Sen. Ted Cruz (R-TX), you magnificent bastard. After a disastrous first week of his presidential campaign in which he announced he was signing up for an insurance policy from the federal Obamacare exchange, then proceeded to confound rationality and reason in his explanation as to why he decided to do it, Cruz has rocketed to the top of the GOP presidential primary polling.
In the latest poll from Public Policy Polling (PPP), Cruz shot up 11 points, from five percent to 16 percent. That puts Cruz, who's been heretofore regarded as a long-shot, in third place overall. He's now one point behind Jeb Bush at 17 and Scott Walker, the current favorite, at 25. Ben Carson and Rand Paul trail Cruz by six points, tied at 10 percent.
There are several plausible explanations for this. Cruz is the first candidate to officially announce -- not an exploratory committee, a full-fledged campaign -- which lends certainty to his campaign beyond the others. Also, after a week of basically owning the news cycle, Cruz has augmented his name recognition among primary voters. But the fact remains he stayed mostly on-message throughout his first week, sticking with the (contradictory) talking points that Congress is both exempt from Obamacare and mandated to be on Obamacare because of Sen. Chuck Grassley's (R-IA) alleged amendment.
None of those things are true, of course.

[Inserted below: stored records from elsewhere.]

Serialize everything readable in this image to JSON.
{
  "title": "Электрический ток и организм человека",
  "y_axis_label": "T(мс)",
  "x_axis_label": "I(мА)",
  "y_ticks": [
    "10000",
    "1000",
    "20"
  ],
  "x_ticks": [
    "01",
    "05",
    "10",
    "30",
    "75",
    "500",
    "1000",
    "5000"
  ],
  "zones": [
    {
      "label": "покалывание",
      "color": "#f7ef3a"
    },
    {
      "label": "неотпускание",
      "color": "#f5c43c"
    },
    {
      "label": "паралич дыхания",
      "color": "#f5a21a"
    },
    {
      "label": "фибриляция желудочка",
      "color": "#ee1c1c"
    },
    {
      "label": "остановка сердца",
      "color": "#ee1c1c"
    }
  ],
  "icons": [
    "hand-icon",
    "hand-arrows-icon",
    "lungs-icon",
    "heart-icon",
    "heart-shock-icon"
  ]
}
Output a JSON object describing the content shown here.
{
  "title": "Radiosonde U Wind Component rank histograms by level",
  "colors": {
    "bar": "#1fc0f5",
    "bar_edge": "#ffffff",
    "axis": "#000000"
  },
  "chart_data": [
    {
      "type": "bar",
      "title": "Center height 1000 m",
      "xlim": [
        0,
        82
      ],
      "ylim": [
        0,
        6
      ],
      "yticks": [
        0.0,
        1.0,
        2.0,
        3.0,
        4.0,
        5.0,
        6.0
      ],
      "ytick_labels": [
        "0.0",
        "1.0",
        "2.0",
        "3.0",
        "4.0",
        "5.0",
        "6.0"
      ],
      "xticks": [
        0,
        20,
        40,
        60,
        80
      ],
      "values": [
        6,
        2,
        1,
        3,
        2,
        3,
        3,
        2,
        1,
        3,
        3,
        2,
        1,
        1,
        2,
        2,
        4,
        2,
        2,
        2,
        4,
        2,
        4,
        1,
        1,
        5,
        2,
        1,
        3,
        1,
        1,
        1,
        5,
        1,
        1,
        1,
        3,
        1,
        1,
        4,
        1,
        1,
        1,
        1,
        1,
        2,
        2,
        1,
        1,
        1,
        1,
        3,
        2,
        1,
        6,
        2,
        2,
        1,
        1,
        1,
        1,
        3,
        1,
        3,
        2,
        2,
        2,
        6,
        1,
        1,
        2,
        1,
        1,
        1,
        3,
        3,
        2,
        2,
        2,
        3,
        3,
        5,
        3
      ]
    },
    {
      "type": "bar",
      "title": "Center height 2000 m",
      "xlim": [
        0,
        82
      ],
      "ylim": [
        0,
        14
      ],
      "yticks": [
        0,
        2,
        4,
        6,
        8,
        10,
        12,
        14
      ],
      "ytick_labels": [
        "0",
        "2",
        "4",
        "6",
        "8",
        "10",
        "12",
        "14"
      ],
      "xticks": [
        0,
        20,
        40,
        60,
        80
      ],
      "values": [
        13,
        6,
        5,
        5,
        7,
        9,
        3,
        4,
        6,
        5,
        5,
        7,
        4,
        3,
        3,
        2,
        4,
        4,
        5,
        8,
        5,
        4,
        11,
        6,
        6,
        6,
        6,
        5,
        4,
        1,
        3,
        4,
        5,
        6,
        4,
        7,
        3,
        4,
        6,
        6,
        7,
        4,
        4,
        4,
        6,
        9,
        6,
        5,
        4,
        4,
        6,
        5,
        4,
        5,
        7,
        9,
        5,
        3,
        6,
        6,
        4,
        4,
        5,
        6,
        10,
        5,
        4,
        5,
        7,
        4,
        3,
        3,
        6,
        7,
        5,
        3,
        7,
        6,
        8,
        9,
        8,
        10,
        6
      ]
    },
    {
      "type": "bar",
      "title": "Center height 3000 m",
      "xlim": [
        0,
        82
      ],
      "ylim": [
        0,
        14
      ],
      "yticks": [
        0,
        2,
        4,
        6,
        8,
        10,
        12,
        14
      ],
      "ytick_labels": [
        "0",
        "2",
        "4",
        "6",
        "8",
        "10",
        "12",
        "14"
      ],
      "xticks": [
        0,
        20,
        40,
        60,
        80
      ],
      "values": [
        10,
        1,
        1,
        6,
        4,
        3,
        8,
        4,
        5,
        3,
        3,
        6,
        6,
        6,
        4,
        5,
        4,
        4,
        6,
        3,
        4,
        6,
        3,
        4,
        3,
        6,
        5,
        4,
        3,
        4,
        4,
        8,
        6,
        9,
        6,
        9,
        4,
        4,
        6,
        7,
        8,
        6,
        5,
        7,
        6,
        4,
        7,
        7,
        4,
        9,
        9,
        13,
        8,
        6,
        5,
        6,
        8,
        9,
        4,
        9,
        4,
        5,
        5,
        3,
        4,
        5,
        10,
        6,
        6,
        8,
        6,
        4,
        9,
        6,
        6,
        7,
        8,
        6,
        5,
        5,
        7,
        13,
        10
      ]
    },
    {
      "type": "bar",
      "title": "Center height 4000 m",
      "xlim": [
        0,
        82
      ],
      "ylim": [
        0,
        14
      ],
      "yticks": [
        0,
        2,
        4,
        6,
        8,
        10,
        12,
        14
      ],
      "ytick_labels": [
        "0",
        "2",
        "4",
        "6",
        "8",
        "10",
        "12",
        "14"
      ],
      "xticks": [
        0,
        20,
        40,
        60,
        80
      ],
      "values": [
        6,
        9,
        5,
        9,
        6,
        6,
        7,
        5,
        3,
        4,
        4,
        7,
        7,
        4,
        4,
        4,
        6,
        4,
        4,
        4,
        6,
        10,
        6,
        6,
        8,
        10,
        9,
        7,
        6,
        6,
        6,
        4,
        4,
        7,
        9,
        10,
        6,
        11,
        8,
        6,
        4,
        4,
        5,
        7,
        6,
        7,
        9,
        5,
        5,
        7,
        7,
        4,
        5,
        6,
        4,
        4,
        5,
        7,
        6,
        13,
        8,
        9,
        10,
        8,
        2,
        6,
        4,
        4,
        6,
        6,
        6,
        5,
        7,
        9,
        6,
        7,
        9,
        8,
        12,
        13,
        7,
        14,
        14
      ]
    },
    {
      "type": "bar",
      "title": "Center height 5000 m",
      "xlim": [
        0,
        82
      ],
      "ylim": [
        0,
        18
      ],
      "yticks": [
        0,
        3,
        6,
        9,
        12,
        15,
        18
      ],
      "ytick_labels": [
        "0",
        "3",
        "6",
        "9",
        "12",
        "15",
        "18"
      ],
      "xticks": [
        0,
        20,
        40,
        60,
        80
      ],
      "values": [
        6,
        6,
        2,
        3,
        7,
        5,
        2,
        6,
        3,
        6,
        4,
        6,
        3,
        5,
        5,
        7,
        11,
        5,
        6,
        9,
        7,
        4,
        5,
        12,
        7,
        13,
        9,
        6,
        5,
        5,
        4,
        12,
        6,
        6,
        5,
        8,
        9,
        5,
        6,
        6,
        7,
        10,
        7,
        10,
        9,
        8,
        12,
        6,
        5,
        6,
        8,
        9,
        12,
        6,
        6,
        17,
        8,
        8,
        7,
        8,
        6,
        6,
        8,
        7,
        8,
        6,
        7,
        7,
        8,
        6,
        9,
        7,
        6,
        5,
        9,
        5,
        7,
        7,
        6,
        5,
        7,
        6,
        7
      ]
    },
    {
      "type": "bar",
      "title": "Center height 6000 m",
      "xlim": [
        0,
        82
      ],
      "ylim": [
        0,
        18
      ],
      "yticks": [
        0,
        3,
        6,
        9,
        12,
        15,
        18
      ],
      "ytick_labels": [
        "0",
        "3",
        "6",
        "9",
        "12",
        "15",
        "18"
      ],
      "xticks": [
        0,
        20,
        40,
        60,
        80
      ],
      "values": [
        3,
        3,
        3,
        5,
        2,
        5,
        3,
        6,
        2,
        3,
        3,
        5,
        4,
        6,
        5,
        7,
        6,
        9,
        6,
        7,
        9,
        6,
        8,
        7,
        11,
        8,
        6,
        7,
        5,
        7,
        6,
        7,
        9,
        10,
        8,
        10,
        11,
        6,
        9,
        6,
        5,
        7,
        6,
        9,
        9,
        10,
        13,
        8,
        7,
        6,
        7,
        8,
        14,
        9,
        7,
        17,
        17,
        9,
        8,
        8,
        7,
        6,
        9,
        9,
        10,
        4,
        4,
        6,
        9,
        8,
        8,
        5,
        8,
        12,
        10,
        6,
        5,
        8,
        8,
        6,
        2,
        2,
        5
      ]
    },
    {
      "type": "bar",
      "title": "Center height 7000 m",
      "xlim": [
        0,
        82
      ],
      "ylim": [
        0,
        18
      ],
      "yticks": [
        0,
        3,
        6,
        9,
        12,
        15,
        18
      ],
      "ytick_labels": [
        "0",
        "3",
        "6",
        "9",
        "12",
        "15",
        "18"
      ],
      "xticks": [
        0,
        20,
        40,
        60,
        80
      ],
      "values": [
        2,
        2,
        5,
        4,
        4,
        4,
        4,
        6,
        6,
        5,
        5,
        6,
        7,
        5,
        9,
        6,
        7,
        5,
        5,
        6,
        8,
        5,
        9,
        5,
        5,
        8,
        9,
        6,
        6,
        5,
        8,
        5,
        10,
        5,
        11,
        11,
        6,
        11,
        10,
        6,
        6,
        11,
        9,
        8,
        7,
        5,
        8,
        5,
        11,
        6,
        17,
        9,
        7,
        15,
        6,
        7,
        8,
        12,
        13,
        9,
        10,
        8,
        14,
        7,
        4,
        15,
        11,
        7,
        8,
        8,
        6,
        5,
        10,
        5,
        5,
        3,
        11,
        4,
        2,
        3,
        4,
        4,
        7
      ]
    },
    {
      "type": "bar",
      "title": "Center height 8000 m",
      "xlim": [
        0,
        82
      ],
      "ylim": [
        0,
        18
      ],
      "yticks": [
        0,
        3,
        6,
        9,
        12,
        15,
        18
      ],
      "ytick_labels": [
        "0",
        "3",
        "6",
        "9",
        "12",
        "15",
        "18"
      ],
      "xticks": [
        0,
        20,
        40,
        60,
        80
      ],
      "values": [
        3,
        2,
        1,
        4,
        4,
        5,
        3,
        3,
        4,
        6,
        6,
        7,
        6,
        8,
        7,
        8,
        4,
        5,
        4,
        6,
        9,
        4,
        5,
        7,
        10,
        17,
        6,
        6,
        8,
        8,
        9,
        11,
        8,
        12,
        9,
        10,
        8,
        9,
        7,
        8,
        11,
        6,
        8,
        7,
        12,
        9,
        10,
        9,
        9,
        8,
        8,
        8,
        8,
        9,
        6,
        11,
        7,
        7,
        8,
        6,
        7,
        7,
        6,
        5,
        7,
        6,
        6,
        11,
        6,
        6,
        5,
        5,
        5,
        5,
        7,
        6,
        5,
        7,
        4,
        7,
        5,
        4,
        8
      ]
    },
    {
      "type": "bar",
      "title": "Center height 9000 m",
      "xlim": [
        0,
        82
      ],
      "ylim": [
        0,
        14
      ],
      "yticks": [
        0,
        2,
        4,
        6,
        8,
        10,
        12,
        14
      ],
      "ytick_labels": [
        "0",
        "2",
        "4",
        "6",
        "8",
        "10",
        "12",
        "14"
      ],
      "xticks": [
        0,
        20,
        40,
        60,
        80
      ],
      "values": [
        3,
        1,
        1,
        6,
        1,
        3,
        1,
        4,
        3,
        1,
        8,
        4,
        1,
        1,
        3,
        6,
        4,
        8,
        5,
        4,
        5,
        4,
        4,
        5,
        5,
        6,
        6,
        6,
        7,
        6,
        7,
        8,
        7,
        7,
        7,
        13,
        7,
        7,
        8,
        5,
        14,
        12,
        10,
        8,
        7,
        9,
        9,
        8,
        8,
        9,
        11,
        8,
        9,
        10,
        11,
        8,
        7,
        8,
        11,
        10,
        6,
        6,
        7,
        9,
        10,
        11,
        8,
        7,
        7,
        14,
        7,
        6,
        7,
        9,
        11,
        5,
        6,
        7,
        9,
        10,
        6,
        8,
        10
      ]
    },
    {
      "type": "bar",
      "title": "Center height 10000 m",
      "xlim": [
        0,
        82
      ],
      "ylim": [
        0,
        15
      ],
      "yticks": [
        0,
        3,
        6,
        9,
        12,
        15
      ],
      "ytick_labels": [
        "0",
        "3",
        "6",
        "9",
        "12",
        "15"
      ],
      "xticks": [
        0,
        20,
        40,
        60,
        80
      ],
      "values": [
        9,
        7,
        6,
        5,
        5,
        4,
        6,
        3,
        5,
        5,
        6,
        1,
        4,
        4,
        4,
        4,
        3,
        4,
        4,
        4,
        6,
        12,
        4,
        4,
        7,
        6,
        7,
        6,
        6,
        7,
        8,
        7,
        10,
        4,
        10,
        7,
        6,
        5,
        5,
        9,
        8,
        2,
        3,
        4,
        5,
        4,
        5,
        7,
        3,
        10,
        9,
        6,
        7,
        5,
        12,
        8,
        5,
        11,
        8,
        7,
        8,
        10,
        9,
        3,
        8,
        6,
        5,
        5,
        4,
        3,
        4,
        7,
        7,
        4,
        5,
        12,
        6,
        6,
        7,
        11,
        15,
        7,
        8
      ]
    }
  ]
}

As we've covered for some time now, Congress isn't exempt from Obamacare; nor is it mandated to be on Obamacare; and Chuck Grassley had very little to do with the section of the law requiring the federal government to only offer Obamacare exchange policies as the employer healthcare plan. (Members and staffers can buy insurance however they want, but if they want it through their jobs, it'll have to be Obamacare.)
These three lies clearly and successfully hid the fact that Cruz obviously chose to buy an Obamacare policy over several other options because Obamacare is a better deal, especially knowing that premium-sharing reduces his monthly dues by 72 percent. All told, Cruz is getting the best of both worlds: affordable health insurance while still being able to campaign against Obamacare.
I wonder how long this will last, though. The other candidates are probably dying to hit Cruz for enrolling. Something along the lines of: "How do we know you're serious about repealing it, now that you've signed up for it?" If Cruz maintains his third place position, it'll put a much larger target on his back for these kinds of assaults. Hopefully.
For the rest of us, it's abundantly clear that cynicism and mendacity work miracles inside the bubble. Speaking of which, Cruz has been repeating over and over that he plans to repeal Common Core even though it's not a federal law, making it impossible for him to repeal it. Frank Luntz, the Zen master of political double-speak, must be slow-clapping for Cruz today.